On March 13th, 2018, the SFS was honored to host His Excellency Dr. Giorgi Margvelashvili, President of Georgia, for a conversation on Georgia’s struggle secure its place among Western nation-states. The event, hosted by the BMW Center for German and European Studies and the Center for Eurasian, Russian, and East European Studies, also was in celebration of the centennial year of the Georgian republic’s founding in 1918. Margvelashvili holds a doctorate in philosophy, has been active in Georgian politics since the early 2000s, and previously served as Vice Premier and the Minister of Education and Science. He was elected President of Georgia in 2013.

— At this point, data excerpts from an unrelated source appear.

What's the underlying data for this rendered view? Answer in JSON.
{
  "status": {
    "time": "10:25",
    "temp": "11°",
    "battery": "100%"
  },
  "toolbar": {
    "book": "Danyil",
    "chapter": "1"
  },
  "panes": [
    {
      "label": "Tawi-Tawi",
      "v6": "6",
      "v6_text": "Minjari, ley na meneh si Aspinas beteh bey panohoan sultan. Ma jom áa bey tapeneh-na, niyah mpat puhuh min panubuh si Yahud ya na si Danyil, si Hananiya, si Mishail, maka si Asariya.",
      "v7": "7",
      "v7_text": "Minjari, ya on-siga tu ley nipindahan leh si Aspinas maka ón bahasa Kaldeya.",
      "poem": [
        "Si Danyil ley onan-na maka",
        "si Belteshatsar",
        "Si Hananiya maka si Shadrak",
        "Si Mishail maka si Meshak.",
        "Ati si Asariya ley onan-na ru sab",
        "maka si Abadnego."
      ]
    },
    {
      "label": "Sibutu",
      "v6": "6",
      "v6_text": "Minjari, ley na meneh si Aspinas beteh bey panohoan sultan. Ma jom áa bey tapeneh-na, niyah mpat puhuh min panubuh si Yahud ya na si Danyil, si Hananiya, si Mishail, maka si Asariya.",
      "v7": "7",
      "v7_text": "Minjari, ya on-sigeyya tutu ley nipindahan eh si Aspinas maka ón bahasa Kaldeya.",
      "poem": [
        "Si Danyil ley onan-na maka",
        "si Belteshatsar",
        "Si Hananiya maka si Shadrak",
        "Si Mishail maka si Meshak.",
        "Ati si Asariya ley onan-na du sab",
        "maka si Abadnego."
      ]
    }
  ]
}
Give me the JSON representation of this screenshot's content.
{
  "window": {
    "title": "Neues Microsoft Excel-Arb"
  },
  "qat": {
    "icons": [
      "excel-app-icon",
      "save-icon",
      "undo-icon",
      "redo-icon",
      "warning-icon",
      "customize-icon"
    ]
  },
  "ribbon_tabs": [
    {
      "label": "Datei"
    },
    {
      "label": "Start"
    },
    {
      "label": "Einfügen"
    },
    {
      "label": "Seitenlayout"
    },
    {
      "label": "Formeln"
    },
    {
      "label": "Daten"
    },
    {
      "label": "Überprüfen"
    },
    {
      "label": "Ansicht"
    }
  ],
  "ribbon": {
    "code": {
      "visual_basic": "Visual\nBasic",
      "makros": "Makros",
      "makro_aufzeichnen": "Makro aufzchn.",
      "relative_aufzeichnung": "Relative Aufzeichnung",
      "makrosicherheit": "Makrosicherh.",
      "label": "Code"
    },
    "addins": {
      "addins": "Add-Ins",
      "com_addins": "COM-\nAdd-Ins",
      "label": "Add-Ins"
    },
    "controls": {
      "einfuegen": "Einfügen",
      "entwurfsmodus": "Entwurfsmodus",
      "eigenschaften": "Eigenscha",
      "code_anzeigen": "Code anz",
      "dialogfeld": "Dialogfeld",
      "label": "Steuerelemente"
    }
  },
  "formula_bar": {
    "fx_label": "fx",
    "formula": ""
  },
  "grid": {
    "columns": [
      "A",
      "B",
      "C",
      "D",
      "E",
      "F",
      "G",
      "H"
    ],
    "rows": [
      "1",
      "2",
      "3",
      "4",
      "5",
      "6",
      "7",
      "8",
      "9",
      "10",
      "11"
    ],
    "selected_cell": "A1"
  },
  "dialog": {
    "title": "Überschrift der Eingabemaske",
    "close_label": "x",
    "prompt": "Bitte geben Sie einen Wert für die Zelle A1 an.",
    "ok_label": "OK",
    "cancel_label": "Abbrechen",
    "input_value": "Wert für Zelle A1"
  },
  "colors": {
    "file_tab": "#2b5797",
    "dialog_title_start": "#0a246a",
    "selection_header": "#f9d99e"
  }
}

President Margvelashvili began by giving the audience a brief history of Georgia over the last 100 years, with particular emphasis on its political development over the last few decades.
“It’s an ex-Soviet Republic that has very clearly declared its pro-Western orientation and…has bee punished for this orientation.”
He then sat down with SFS Professors Jeffrey Anderson and Angela Stent to discuss Georgia’s contentious relationship with the Russian Federation since the fall of the Soviet Union.
“Russia has declared to itself and to the international community that they have privileged rights…on the nations that have lived long before…that have an independent identity,” Margvelashvili said. “What we should be doing is trying to be sincere with Russians…and tell them ‘we are not going to accept your view of the world,” he explained.

During the audience Q&A session, Margvelashvili expressed optimism for Georgia’s economic development.
We have found our niche in economical geopolitics: we are a transit country. Now we have to add to this niche.